België zal nog jaren moeten wachten op een grote databank met alle arresten en vonnissen. Dat was nochtans een expliciete belofte van Koen Geens (CD&V) bij zijn aantreden als minister van Justitie.
De nieuwe VAJA-databank, wat staat voor ‘vonnissen, arresten, jugements, arrêts, was al in de steigers gezet. Alle hoven van beroep en arbeidshoven hebben de voorbije jaren hun arresten, meer dan 242.000, ingescand. Maar het kabinet-Geens heeft nu – tot groot ongenoegen van de magistraten – besloten niet langer te investeren in de ‘achterhaalde’ technologie achter de databank.
Op de vraag hoelang het dan nog duurt voor er eindelijk een digitale database met alle vonnissen komt, antwoordde het kabinet in een eerste reactie ‘vier jaar’ en in een tweede ‘twee jaar’. Het zal in elk geval niet meer lukken deze legislatuur. Werk voor Geens’ opvolger dus.

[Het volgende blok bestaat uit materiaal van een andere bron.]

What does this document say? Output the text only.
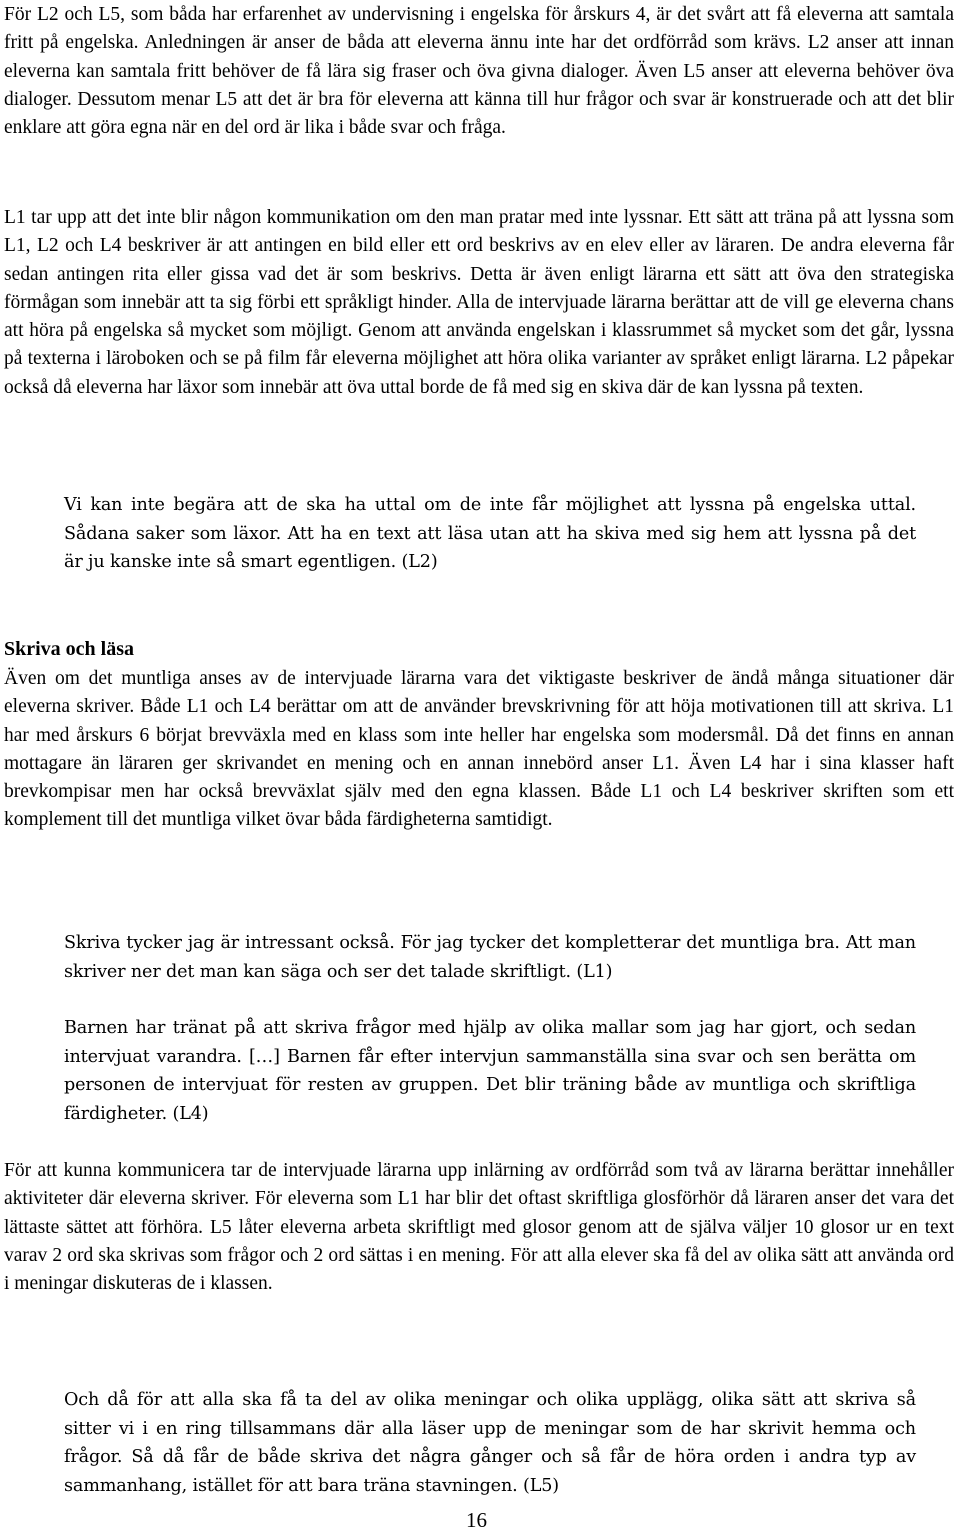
För L2 och L5, som båda har erfarenhet av undervisning i engelska för årskurs 4, är det svårt att få eleverna att samtala fritt på engelska. Anledningen är anser de båda att eleverna ännu inte har det ordförråd som krävs. L2 anser att innan eleverna kan samtala fritt behöver de få lära sig fraser och öva givna dialoger. Även L5 anser att eleverna behöver öva dialoger. Dessutom menar L5 att det är bra för eleverna att känna till hur frågor och svar är konstruerade och att det blir enklare att göra egna när en del ord är lika i både svar och fråga.

L1 tar upp att det inte blir någon kommunikation om den man pratar med inte lyssnar. Ett sätt att träna på att lyssna som L1, L2 och L4 beskriver är att antingen en bild eller ett ord beskrivs av en elev eller av läraren. De andra eleverna får sedan antingen rita eller gissa vad det är som beskrivs. Detta är även enligt lärarna ett sätt att öva den strategiska förmågan som innebär att ta sig förbi ett språkligt hinder. Alla de intervjuade lärarna berättar att de vill ge eleverna chans att höra på engelska så mycket som möjligt. Genom att använda engelskan i klassrummet så mycket som det går, lyssna på texterna i läroboken och se på film får eleverna möjlighet att höra olika varianter av språket enligt lärarna. L2 påpekar också då eleverna har läxor som innebär att öva uttal borde de få med sig en skiva där de kan lyssna på texten.

Vi kan inte begära att de ska ha uttal om de inte får möjlighet att lyssna på engelska uttal. Sådana saker som läxor. Att ha en text att läsa utan att ha skiva med sig hem att lyssna på det är ju kanske inte så smart egentligen. (L2)

Skriva och läsa

Även om det muntliga anses av de intervjuade lärarna vara det viktigaste beskriver de ändå många situationer där eleverna skriver. Både L1 och L4 berättar om att de använder brevskrivning för att höja motivationen till att skriva. L1 har med årskurs 6 börjat brevväxla med en klass som inte heller har engelska som modersmål. Då det finns en annan mottagare än läraren ger skrivandet en mening och en annan innebörd anser L1. Även L4 har i sina klasser haft brevkompisar men har också brevväxlat själv med den egna klassen. Både L1 och L4 beskriver skriften som ett komplement till det muntliga vilket övar båda färdigheterna samtidigt.

Skriva tycker jag är intressant också. För jag tycker det kompletterar det muntliga bra. Att man skriver ner det man kan säga och ser det talade skriftligt. (L1)

Barnen har tränat på att skriva frågor med hjälp av olika mallar som jag har gjort, och sedan intervjuat varandra. […] Barnen får efter intervjun sammanställa sina svar och sen berätta om personen de intervjuat för resten av gruppen. Det blir träning både av muntliga och skriftliga färdigheter. (L4)

För att kunna kommunicera tar de intervjuade lärarna upp inlärning av ordförråd som två av lärarna berättar innehåller aktiviteter där eleverna skriver. För eleverna som L1 har blir det oftast skriftliga glosförhör då läraren anser det vara det lättaste sättet att förhöra. L5 låter eleverna arbeta skriftligt med glosor genom att de själva väljer 10 glosor ur en text varav 2 ord ska skrivas som frågor och 2 ord sättas i en mening. För att alla elever ska få del av olika sätt att använda ord i meningar diskuteras de i klassen.

Och då för att alla ska få ta del av olika meningar och olika upplägg, olika sätt att skriva så sitter vi i en ring tillsammans där alla läser upp de meningar som de har skrivit hemma och frågor. Så då får de både skriva det några gånger och så får de höra orden i andra typ av sammanhang, istället för att bara träna stavningen. (L5)

16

En dat terwijl opeenvolgende ministers van Justitie al 17 jaar lang, sinds de opstart van het Phenix-project in 2001, trachten om justitie volledig te digitaliseren.
De eerste voorzitter van het Antwerpse hof van beroep, Bruno Luyten, begrijpt de beslissing helemaal niet. Als Geens had doorgezet met de technologie, had elke rechtbank eind dit jaar de VAJA-databank kunnen gebruiken. ‘Dit was zo’n belangrijk project voor justitie. Een vonnis of een arrest afleveren zou niet langer 15 à 20 minuten duren, maar enkele seconden.’
Luyten verwijt het kabinet-Geens ook ‘manifest onjuiste’ argumenten te gebruiken om niet langer te investeren in de technologie achter VAJA. Hij spreekt over een ‘stuitend gebrek aan kennis over het VAJA-systeem’. ‘Dat werkt al probleemloos in de vijf hoven van beroep en in de vijf arbeidshoven.’ Het is ook onduidelijk hoe het verder moet met de honderdduizenden arresten die wel al zijn gedigitaliseerd op basis van de huidige technologie.
Het kabinet-Geens vraagt begrip. ‘Je zegt ook niet dat Mercedes stopt met auto’s maken als er een nieuw model op de markt komt. Ook VAJA wordt gewoon vernieuwd… We herbekijken dit om in de toekomst niet met een oude technologie te zitten. Dat is zelfreflectie.’